Позади этих азалиевых полей темнела стена лакированной бамбуковой рощи. При малейшем ветре листья бамбука не шумели, как наша северная листва, а перешептывались. Если же ветер усиливался, то листья извивались, как маленькие змейки, и тихо свистели – тоже как маленькие злые змейки.
И абхазцы казались загадочными. Большей частью это были люди сухощавые и клекочущие, как орлы. Они почти не слезали с седел. Кони, такие же сухощавые, как и люди, несли их, перебирая тонкими ногами.

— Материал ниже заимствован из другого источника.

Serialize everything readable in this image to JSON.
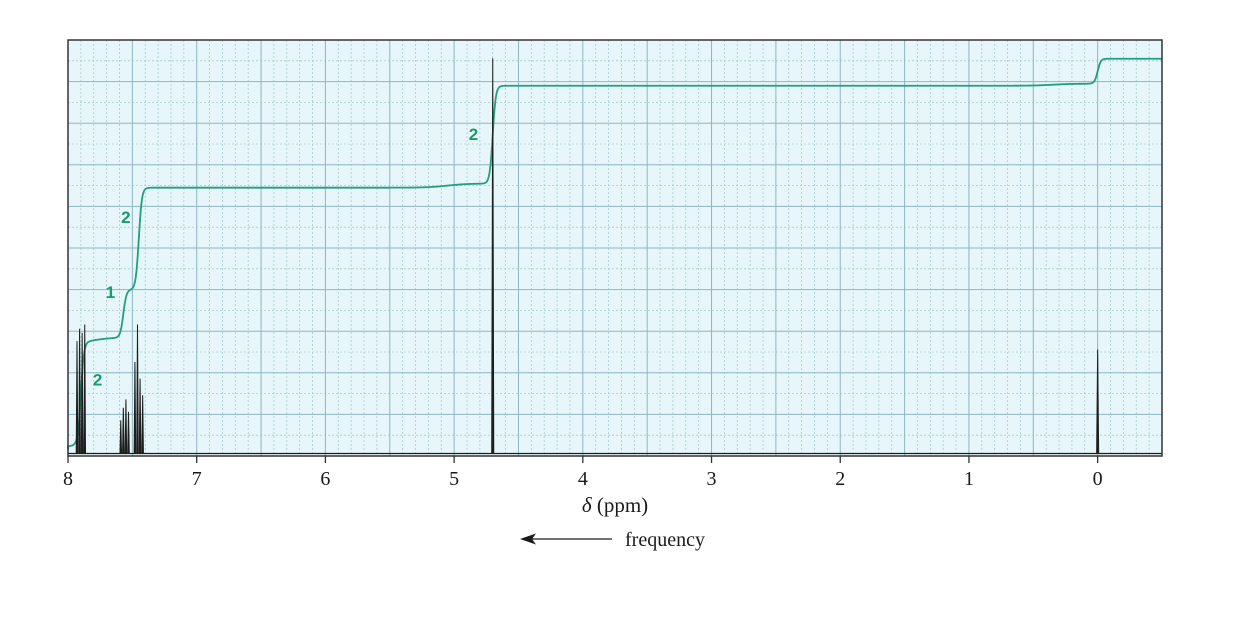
{
  "chart_data": {
    "type": "line",
    "xlabel_symbol": "δ",
    "xlabel_unit": "(ppm)",
    "xlim": [
      8,
      -0.5
    ],
    "ylim": [
      0,
      1
    ],
    "x_reversed": true,
    "x_ticks": [
      8,
      7,
      6,
      5,
      4,
      3,
      2,
      1,
      0
    ],
    "x_tick_labels": [
      "8",
      "7",
      "6",
      "5",
      "4",
      "3",
      "2",
      "1",
      "0"
    ],
    "grid": true,
    "annotation_arrow_text": "frequency",
    "series": [
      {
        "kind": "spectrum",
        "baseline": 0.006,
        "peaks": [
          {
            "x": 7.93,
            "h": 0.27,
            "w": 0.006
          },
          {
            "x": 7.91,
            "h": 0.3,
            "w": 0.006
          },
          {
            "x": 7.89,
            "h": 0.29,
            "w": 0.006
          },
          {
            "x": 7.87,
            "h": 0.31,
            "w": 0.006
          },
          {
            "x": 7.59,
            "h": 0.08,
            "w": 0.006
          },
          {
            "x": 7.57,
            "h": 0.11,
            "w": 0.006
          },
          {
            "x": 7.55,
            "h": 0.13,
            "w": 0.006
          },
          {
            "x": 7.53,
            "h": 0.1,
            "w": 0.006
          },
          {
            "x": 7.48,
            "h": 0.22,
            "w": 0.006
          },
          {
            "x": 7.46,
            "h": 0.31,
            "w": 0.006
          },
          {
            "x": 7.44,
            "h": 0.18,
            "w": 0.006
          },
          {
            "x": 7.42,
            "h": 0.14,
            "w": 0.006
          },
          {
            "x": 4.7,
            "h": 0.95,
            "w": 0.008
          },
          {
            "x": 0.0,
            "h": 0.25,
            "w": 0.008
          }
        ]
      },
      {
        "kind": "integral",
        "steps": [
          {
            "x": 7.9,
            "from": 0.02,
            "to": 0.265
          },
          {
            "x": 7.57,
            "from": 0.275,
            "to": 0.39
          },
          {
            "x": 7.45,
            "from": 0.4,
            "to": 0.645
          },
          {
            "x": 4.7,
            "from": 0.655,
            "to": 0.89
          },
          {
            "x": 0.0,
            "from": 0.895,
            "to": 0.955
          }
        ],
        "start_level": 0.015
      }
    ],
    "integration_labels": [
      {
        "text": "2",
        "x": 7.77,
        "y": 0.17
      },
      {
        "text": "1",
        "x": 7.67,
        "y": 0.38
      },
      {
        "text": "2",
        "x": 7.55,
        "y": 0.56
      },
      {
        "text": "2",
        "x": 4.85,
        "y": 0.76
      }
    ],
    "colors": {
      "grid_background": "#e6f6fa",
      "grid_major": "#8fb6c3",
      "grid_minor": "#a9cad4",
      "spectrum": "#1e1e1e",
      "integral": "#21a07c",
      "integral_label": "#1a9b6c",
      "frame": "#333333"
    }
  }
}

Почти у всех абхазцев были профили, достойные, чтобы их отлить из бронзы.
Мужчины отличались гордостью, вспыльчивостью, рыцарской честностью, но были угрюмы и неторопливы. Работали женщины. В тридцать лет они уже выглядели старухами.
Я часто встречал женщин на дороге из горных селений в Сухум. Они брели согнувшись, касаясь одной рукой земли, едва дыша под тяжестью мешков с кукурузой или вязанок хвороста. А впереди на лоснящихся конях ехали подбоченясь мужчины – мужья, а иной раз сыновья и даже внуки этих женщин. Пояски с серебряным набором сверкали на их тонких черкесках.
Они проезжали мимо с бесстрастными лицами признанных красавцев. Но все же им было не по себе. Я сужу об этом по тому, что они не выдерживали осуждающего взгляда, отворачивались и пускали коней вскачь.
Я пытался помочь женщинам, иногда совсем маленьким девочкам, но женщины так шарахались от меня и у них появлялась в глазах такая испуганная мольба, что я перестал помогать, понимая, что от этого им будет хуже.
Когда-то многие из этих женщин были, очевидно, красивыми. Судить об этом можно было только по глазам и пальцам. Женщины на ходу прикасались пальцами к земле, как бы отталкиваясь от нее: должно быть, так было легче тащить непосильную ношу.
Иногда я замечал у какой-нибудь старухи тонкие и нервные губы или молодой блеск глаз, и тогда становилось ясно, что эта женщина совсем не старуха. Старухой ее сделала вьючная жизнь.
Изредка женщины останавливались и вытирали тыльной стороной кисти слезящиеся глаза. Но то были слезы не горя и обиды, а бесконечной усталости.